Il tempo vuoto, riempito male. Per la maggior parte della nostra storia, le ore libere della sera erano il luogo del racconto: storie degli anziani, discussioni, giochi che allenavano memoria e attenzione. Quel tempo, e perché il fuoco lo rese possibile, è il cuore di un altro articolo di questa serie. Oggi quelle ore esistono ancora — tra la fine della scuola e la cena ce ne sono diverse — ma vengono spesso occupate da contenuti che intrattengono senza chiedere nulla: nessuna trama da seguire, nessuna attesa da tollerare, nessuna domanda da reggere.

Le relazioni diradate. Il racconto attorno al fuoco aveva bisogno di tre cose: presenza fisica, attenzione condivisa, scambio in due direzioni — l’adulto racconta, il bambino chiede, l’adulto adatta. Oggi i ritmi del lavoro lasciano i genitori esausti, le famiglie sono spesso lontane dalla rete di nonni e parenti che per millenni ha cresciuto i bambini, e i vicinati non fanno più comunità. Così, quando il bambino torna a casa e le ore vuote si aprono, la domanda è semplice e dura: chi le riempie? Non la nonna con le storie, non gli adulti del paese. Spesso, uno schermo.

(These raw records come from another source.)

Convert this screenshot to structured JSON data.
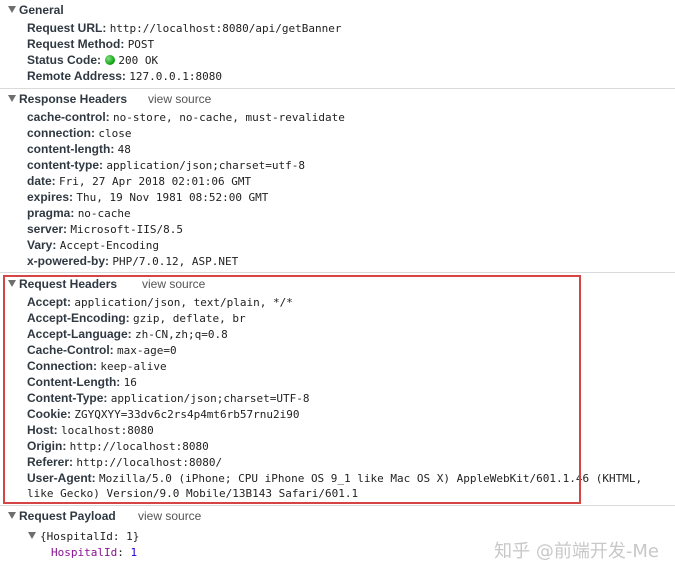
{
  "general": {
    "title": "General",
    "rows": [
      {
        "key": "Request URL:",
        "value": "http://localhost:8080/api/getBanner"
      },
      {
        "key": "Request Method:",
        "value": "POST"
      },
      {
        "key": "Status Code:",
        "value": "200 OK"
      },
      {
        "key": "Remote Address:",
        "value": "127.0.0.1:8080"
      }
    ],
    "status_color": "#18a918"
  },
  "response_headers": {
    "title": "Response Headers",
    "view_source": "view source",
    "rows": [
      {
        "key": "cache-control:",
        "value": "no-store, no-cache, must-revalidate"
      },
      {
        "key": "connection:",
        "value": "close"
      },
      {
        "key": "content-length:",
        "value": "48"
      },
      {
        "key": "content-type:",
        "value": "application/json;charset=utf-8"
      },
      {
        "key": "date:",
        "value": "Fri, 27 Apr 2018 02:01:06 GMT"
      },
      {
        "key": "expires:",
        "value": "Thu, 19 Nov 1981 08:52:00 GMT"
      },
      {
        "key": "pragma:",
        "value": "no-cache"
      },
      {
        "key": "server:",
        "value": "Microsoft-IIS/8.5"
      },
      {
        "key": "Vary:",
        "value": "Accept-Encoding"
      },
      {
        "key": "x-powered-by:",
        "value": "PHP/7.0.12, ASP.NET"
      }
    ]
  },
  "request_headers": {
    "title": "Request Headers",
    "view_source": "view source",
    "highlight_color": "#d64545",
    "rows": [
      {
        "key": "Accept:",
        "value": "application/json, text/plain, */*"
      },
      {
        "key": "Accept-Encoding:",
        "value": "gzip, deflate, br"
      },
      {
        "key": "Accept-Language:",
        "value": "zh-CN,zh;q=0.8"
      },
      {
        "key": "Cache-Control:",
        "value": "max-age=0"
      },
      {
        "key": "Connection:",
        "value": "keep-alive"
      },
      {
        "key": "Content-Length:",
        "value": "16"
      },
      {
        "key": "Content-Type:",
        "value": "application/json;charset=UTF-8"
      },
      {
        "key": "Cookie:",
        "value": "ZGYQXYY=33dv6c2rs4p4mt6rb57rnu2i90"
      },
      {
        "key": "Host:",
        "value": "localhost:8080"
      },
      {
        "key": "Origin:",
        "value": "http://localhost:8080"
      },
      {
        "key": "Referer:",
        "value": "http://localhost:8080/"
      },
      {
        "key": "User-Agent:",
        "value": "Mozilla/5.0 (iPhone; CPU iPhone OS 9_1 like Mac OS X) AppleWebKit/601.1.46 (KHTML,"
      }
    ],
    "user_agent_continuation": "like Gecko) Version/9.0 Mobile/13B143 Safari/601.1"
  },
  "request_payload": {
    "title": "Request Payload",
    "view_source": "view source",
    "object_summary": "{HospitalId: 1}",
    "property_key": "HospitalId",
    "property_value": "1"
  },
  "watermark": "知乎 @前端开发-Me"
}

Il circolo che tende a rinforzarsi. Qui i fattori tendono a chiudersi ad anello. Meno relazioni profonde si associano a meno occasioni di allenare le Funzioni Esecutive; e Funzioni Esecutive più fragili possono rendere più faticoso costruire relazioni profonde — leggere le emozioni altrui, tollerare un conflitto, reggere una conversazione lunga. La solitudine che può accompagnarsi a tutto questo spinge di nuovo verso lo schermo come consolazione. Il quadro ecologico suggerisce un circolo che tende ad alimentarsi da sé.

E qui torna l’apofenia. Perché il freno che la trattiene — quel pensiero lento che non viene da solo — ha bisogno esattamente di ciò che il circolo erode: relazioni, attenzione, racconto, tempo. Più l’anello gira, più sottile diventa l’argine contro il vedere cause dove non ce ne sono.

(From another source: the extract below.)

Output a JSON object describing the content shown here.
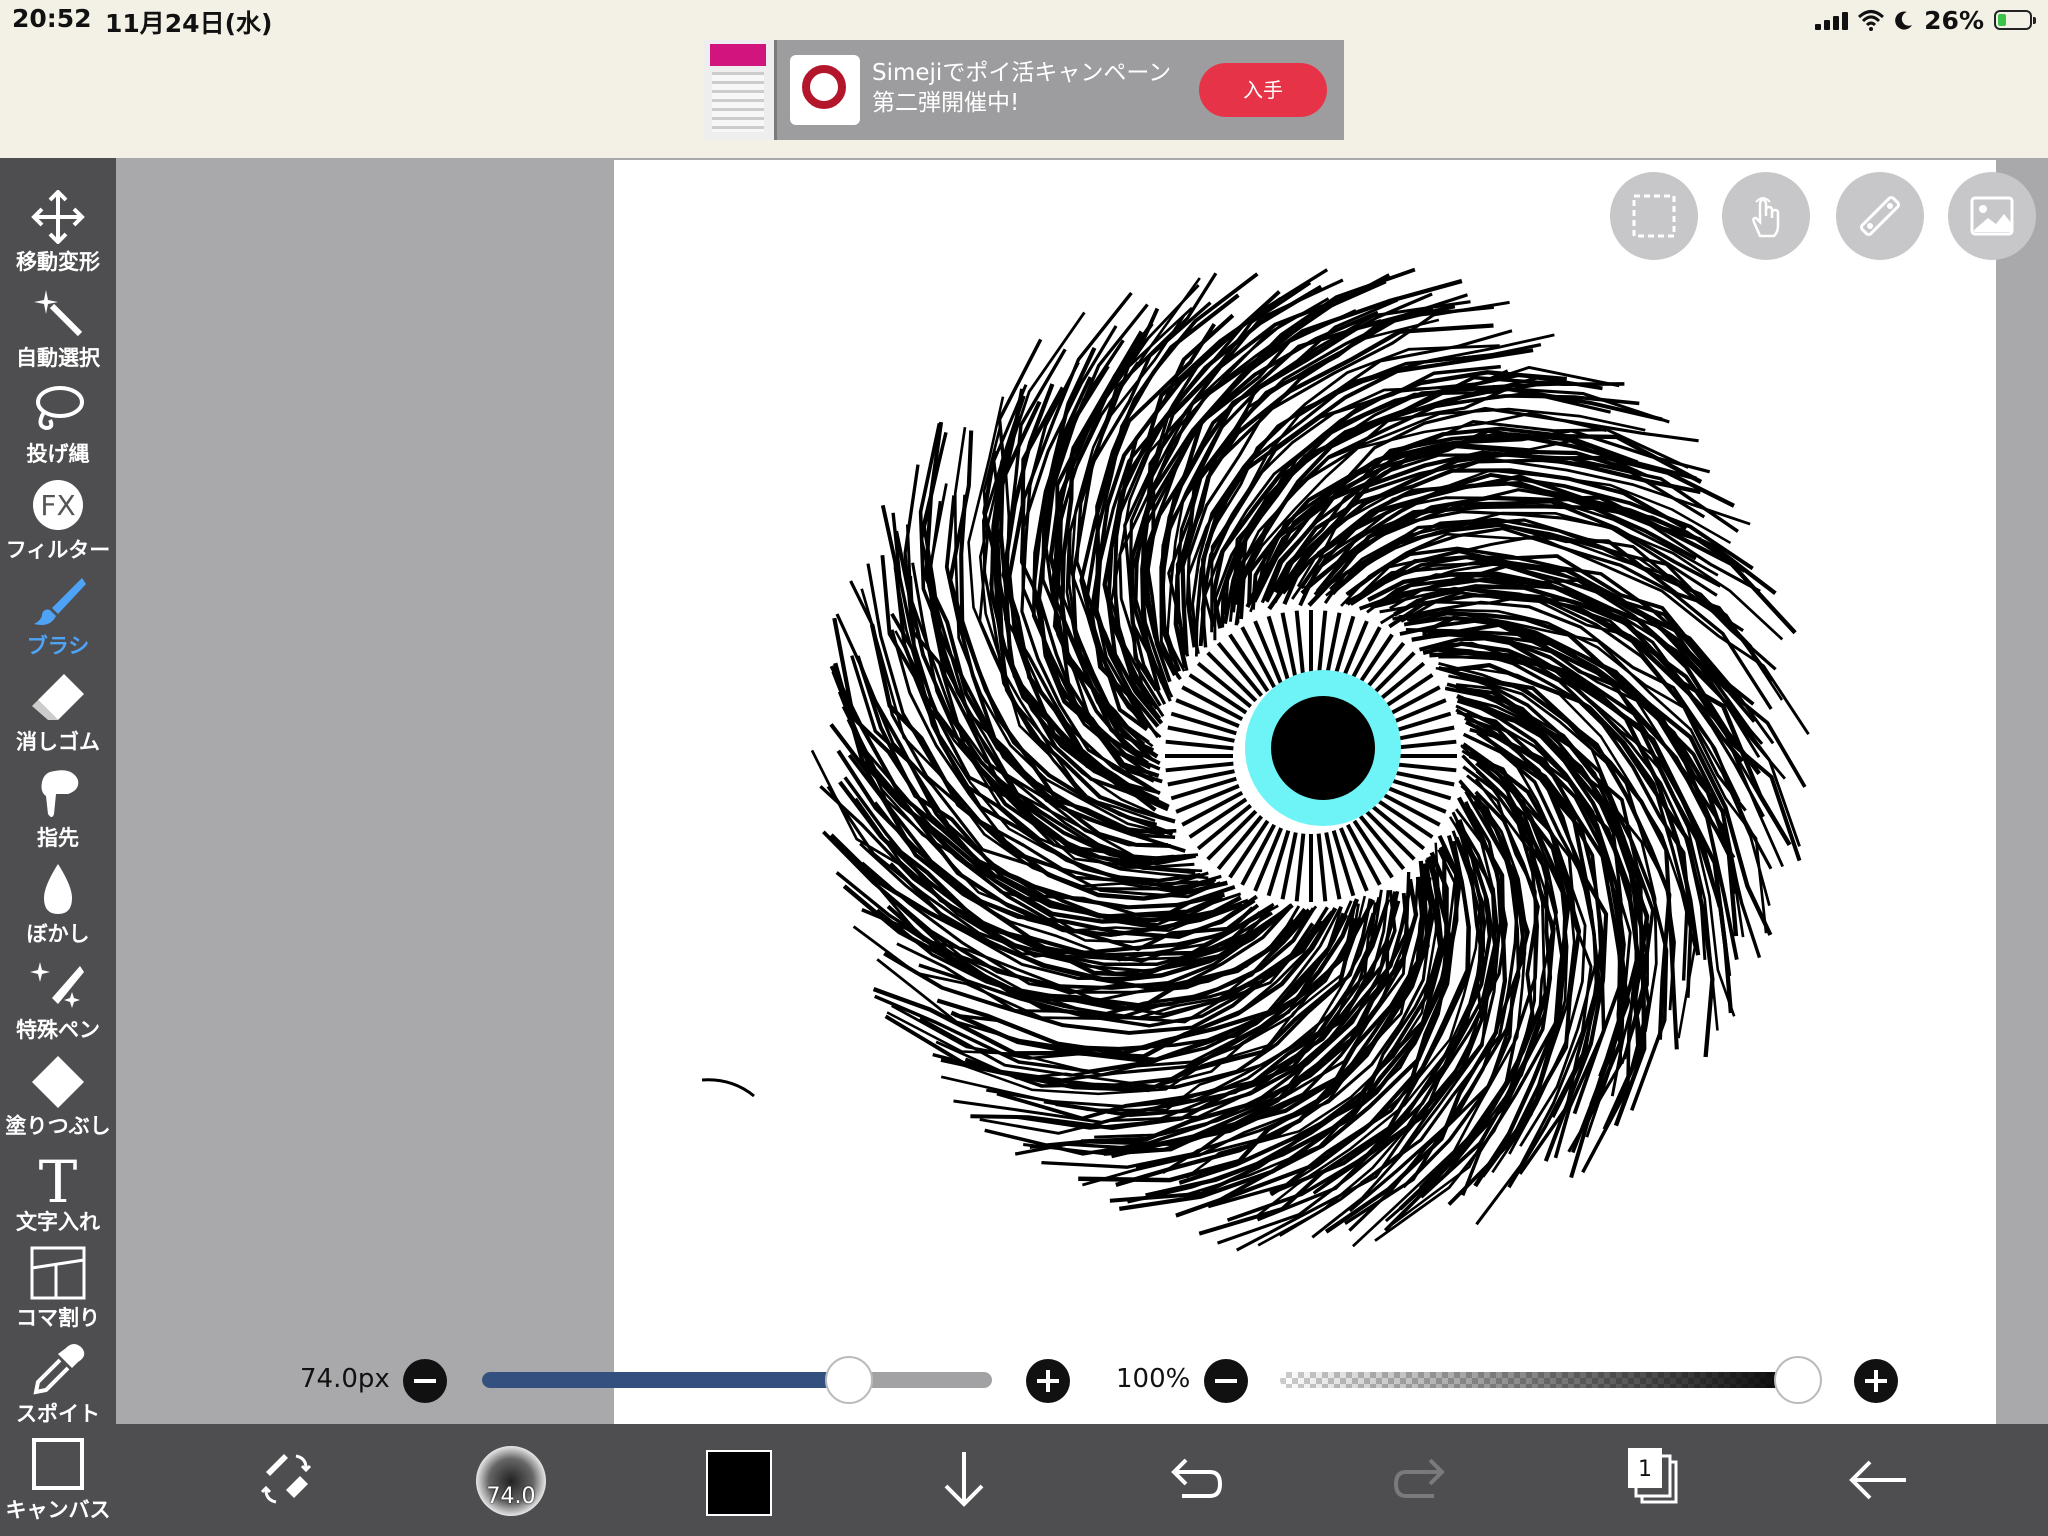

Ma “si rinforza” non vuol dire “non si rompe”. Un anello che si autoalimenta è anche un anello che si può interrompere in più punti — una relazione, un’abitudine, un’ora di tempo restituita al racconto. Chi conosce i fattori sa anche dove inserire il piede.

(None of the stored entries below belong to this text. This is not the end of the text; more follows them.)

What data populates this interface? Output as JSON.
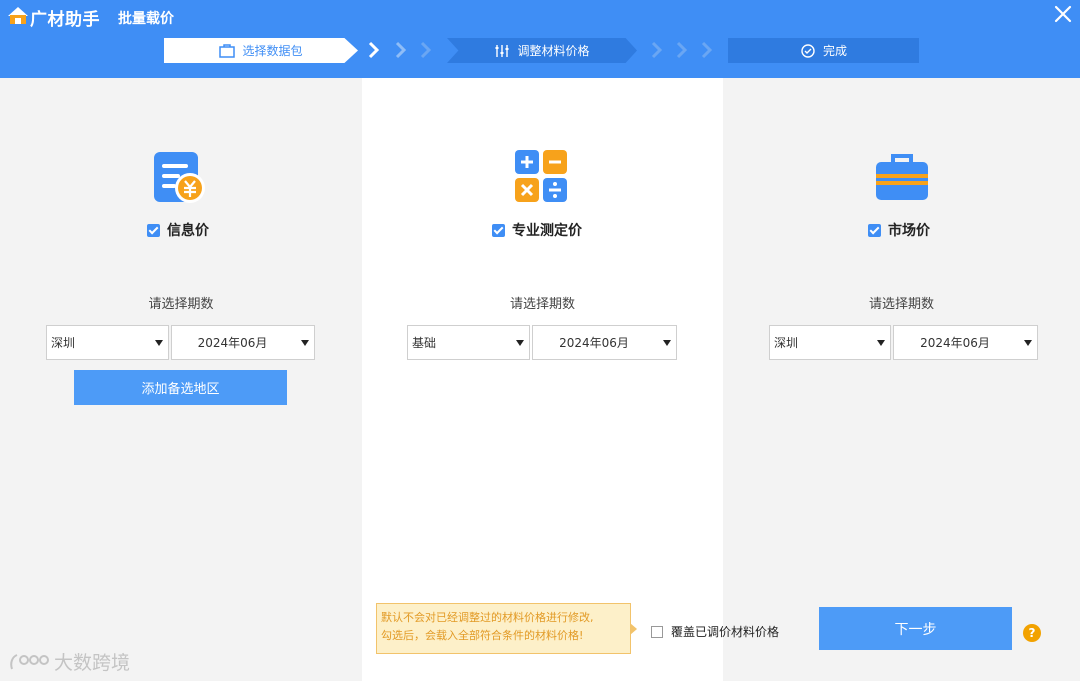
{
  "app": {
    "name": "广材助手",
    "title": "批量载价"
  },
  "steps": [
    {
      "label": "选择数据包",
      "icon": "package-icon"
    },
    {
      "label": "调整材料价格",
      "icon": "sliders-icon"
    },
    {
      "label": "完成",
      "icon": "check-circle-icon"
    }
  ],
  "columns": [
    {
      "icon": "info-price-icon",
      "checkbox_label": "信息价",
      "checked": true,
      "period_label": "请选择期数",
      "region": "深圳",
      "period": "2024年06月",
      "add_button": "添加备选地区"
    },
    {
      "icon": "calculator-icon",
      "checkbox_label": "专业测定价",
      "checked": true,
      "period_label": "请选择期数",
      "region": "基础",
      "period": "2024年06月"
    },
    {
      "icon": "briefcase-icon",
      "checkbox_label": "市场价",
      "checked": true,
      "period_label": "请选择期数",
      "region": "深圳",
      "period": "2024年06月"
    }
  ],
  "footer": {
    "tooltip_line1": "默认不会对已经调整过的材料价格进行修改,",
    "tooltip_line2": "勾选后，会载入全部符合条件的材料价格!",
    "override_label": "覆盖已调价材料价格",
    "override_checked": false,
    "next_button": "下一步",
    "help": "?"
  },
  "watermark": "大数跨境",
  "colors": {
    "accent": "#3f8ef5",
    "button": "#4d9bf7",
    "warning": "#e29a25",
    "help": "#f2a200"
  }
}
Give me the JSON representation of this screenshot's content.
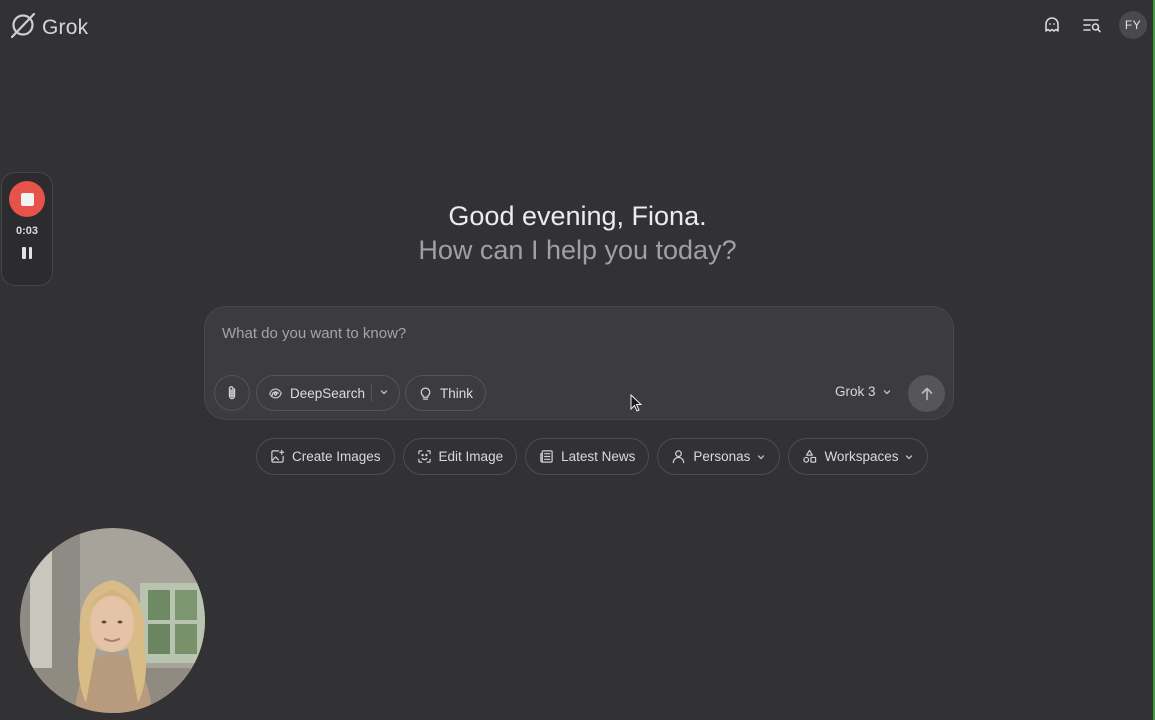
{
  "app": {
    "logo_text": "Grok",
    "user_initials": "FY"
  },
  "header_icons": [
    "ghost-icon",
    "chat-history-search-icon"
  ],
  "recording": {
    "time": "0:03"
  },
  "greeting": {
    "line1": "Good evening, Fiona.",
    "line2": "How can I help you today?"
  },
  "composer": {
    "placeholder": "What do you want to know?",
    "deepsearch_label": "DeepSearch",
    "think_label": "Think",
    "model_label": "Grok 3"
  },
  "quick_actions": {
    "create_images": "Create Images",
    "edit_image": "Edit Image",
    "latest_news": "Latest News",
    "personas": "Personas",
    "workspaces": "Workspaces"
  },
  "colors": {
    "background": "#323235",
    "composer_bg": "#3c3c40",
    "record_red": "#e5534b"
  }
}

Come siamo arrivati così in alto?

Mettiamo insieme i pezzi, senza forzarli in una catena che non esiste. C’è un cervello che nasce aperto e fragile. C’è un’apofenia di serie, eredità di un mondo in cui dare l’allarme troppo spesso era prudente. C’è un freno — il pensiero lento — che non viene da solo, ma si impara. E c’è un ambiente che, quando dirada relazioni e racconto, è associato a strumenti più deboli per reggere quel freno.

È un quadro più sobrio di “catastrofe inevitabile”, e proprio per questo più utile: ogni fattore è un punto su cui si può agire.

Ma resta una domanda più grande, e apre l’articolo che viene dopo. Se questo è il meccanismo — un cervello narrativo, vulnerabile, che vede trame ovunque — come ha fatto una specie del genere a non estinguersi, anzi a conquistare il pianeta?

Non è stata l’intelligenza del singolo. Non è stata la forza. È stata la capacità di accumulare: ogni generazione raccoglie ciò che la precedente ha scoperto e ci aggiunge un pezzo. È il cricchetto culturale — un meccanismo che comprime in poche generazioni ciò che l’evoluzione biologica impiegherebbe millenni a costruire.

Un cricchetto, però, ha una proprietà che lo rende affascinante e inquietante insieme: gira in una direzione sola. Finché gira nel verso giusto, accumula. E se cominciasse a girare al contrario?


Questo articolo è stato rivisto nel giugno 2026: dati e fonti sono stati riallineati alle fonti primarie verificate, ed è stata rimossa la descrizione di un meccanismo causa-effetto che la ricerca non supporta in quei termini.